Today, Belize signed on with 18 other countries to a memorandum of understanding which an official commitment from Government and its environmental partners to collaboratively implement science-based conservation initiatives that secure and connect jaguars and their habitats in Belize and beyond its borders, facilitate land development that is both ecologically sustainable and economically profitable, and mitigate human-jaguar conflict throughout the country.
Now, it's an initiative which the experts say started in Belize, and it has finally come full circle with this MOU.
World renown Jaguar Expert was the main speaker at the Signing, and he explained that from his observations in other countries, Belize has the healthiest relationship with the big cat:
Dr. Alan Rabinowitz - CEO, Panthera
"Now there are 18 countries signing these MOUs to maintaining the jaguar corridor. It doesn't mean necessarily a bunch of new protected areas, it means land use zoning; thinking of land where wildlife now becomes a part of the thinking of agricultural development; new road building and all those kinds of things. It just means a better way of thinking and where all the local communities and local people are involve in that way of thinking because it's their land, its where they live, it's their resources. Everything got started here 30 years ago and not only am I thrill to see it have come full circle now to where Belize is now signing this MOU for the jaguar corridor, but I want you to realize that you are a piece of the jaguar corridor as small as it might seem. When you look at a map from Mexico through Argentina, it's actually a very special piece of the jaguar corridor."

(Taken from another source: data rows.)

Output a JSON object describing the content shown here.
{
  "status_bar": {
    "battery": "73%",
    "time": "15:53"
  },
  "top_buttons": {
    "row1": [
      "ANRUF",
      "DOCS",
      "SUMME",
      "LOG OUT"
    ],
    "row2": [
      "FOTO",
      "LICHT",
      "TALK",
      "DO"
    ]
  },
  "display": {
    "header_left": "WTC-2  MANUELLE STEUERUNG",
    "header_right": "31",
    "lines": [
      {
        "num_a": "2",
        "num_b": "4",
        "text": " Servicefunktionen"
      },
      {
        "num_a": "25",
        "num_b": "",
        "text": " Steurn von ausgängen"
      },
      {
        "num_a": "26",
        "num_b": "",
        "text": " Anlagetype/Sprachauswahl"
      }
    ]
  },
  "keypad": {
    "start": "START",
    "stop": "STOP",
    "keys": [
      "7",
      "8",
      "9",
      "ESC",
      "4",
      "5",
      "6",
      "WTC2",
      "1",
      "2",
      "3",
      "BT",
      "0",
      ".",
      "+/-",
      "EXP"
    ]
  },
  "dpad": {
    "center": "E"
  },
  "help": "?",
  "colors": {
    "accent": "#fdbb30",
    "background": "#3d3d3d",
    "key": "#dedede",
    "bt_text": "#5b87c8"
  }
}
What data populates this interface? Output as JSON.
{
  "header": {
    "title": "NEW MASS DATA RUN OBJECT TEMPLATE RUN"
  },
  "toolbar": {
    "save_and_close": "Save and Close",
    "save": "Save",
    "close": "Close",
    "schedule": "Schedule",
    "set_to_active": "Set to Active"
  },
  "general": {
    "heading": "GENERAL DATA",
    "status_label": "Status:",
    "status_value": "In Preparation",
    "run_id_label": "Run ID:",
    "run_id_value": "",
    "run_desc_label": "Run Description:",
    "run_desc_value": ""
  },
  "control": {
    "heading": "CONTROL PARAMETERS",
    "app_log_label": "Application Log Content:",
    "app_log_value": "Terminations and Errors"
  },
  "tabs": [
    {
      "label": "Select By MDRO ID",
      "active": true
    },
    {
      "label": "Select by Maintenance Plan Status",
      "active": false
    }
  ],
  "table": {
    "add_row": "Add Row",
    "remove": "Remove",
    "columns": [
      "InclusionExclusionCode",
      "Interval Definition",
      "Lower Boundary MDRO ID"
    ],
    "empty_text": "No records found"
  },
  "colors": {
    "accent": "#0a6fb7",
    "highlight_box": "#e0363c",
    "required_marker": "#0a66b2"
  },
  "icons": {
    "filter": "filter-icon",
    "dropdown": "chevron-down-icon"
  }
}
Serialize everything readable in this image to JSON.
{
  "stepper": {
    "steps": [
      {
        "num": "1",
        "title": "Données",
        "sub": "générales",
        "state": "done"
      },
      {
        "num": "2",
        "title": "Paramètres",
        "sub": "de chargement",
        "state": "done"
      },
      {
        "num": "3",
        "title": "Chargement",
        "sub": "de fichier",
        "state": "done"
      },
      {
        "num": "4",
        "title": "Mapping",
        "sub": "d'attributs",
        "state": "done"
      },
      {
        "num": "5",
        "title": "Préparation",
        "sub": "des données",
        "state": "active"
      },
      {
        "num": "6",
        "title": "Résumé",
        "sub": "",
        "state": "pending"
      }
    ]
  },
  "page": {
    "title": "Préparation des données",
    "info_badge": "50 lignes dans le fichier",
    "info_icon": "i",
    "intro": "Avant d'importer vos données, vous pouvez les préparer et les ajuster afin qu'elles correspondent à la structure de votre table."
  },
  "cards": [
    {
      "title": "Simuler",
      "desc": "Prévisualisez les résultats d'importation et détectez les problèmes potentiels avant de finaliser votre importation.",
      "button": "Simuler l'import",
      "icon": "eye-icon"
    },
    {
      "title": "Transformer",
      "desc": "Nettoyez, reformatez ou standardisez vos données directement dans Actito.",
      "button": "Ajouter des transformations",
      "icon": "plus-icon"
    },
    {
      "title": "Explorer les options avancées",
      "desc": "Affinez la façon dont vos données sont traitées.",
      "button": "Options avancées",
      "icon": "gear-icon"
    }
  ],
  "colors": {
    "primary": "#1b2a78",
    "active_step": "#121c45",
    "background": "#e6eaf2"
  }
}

"You have some of the wildest jungle I have seen remaining throughout jaguar range. You have some of the best jaguar populations throughout jaguar range. The only densities we have found equal to Belize have been a couple places in Brazil, a place in Bolivia, otherwise Belize have some of the densest jaguar populations in the world living with people, helping create a ecotourism industry and showing how jaguars and local communities can live together."
The University of Belize hosted the event.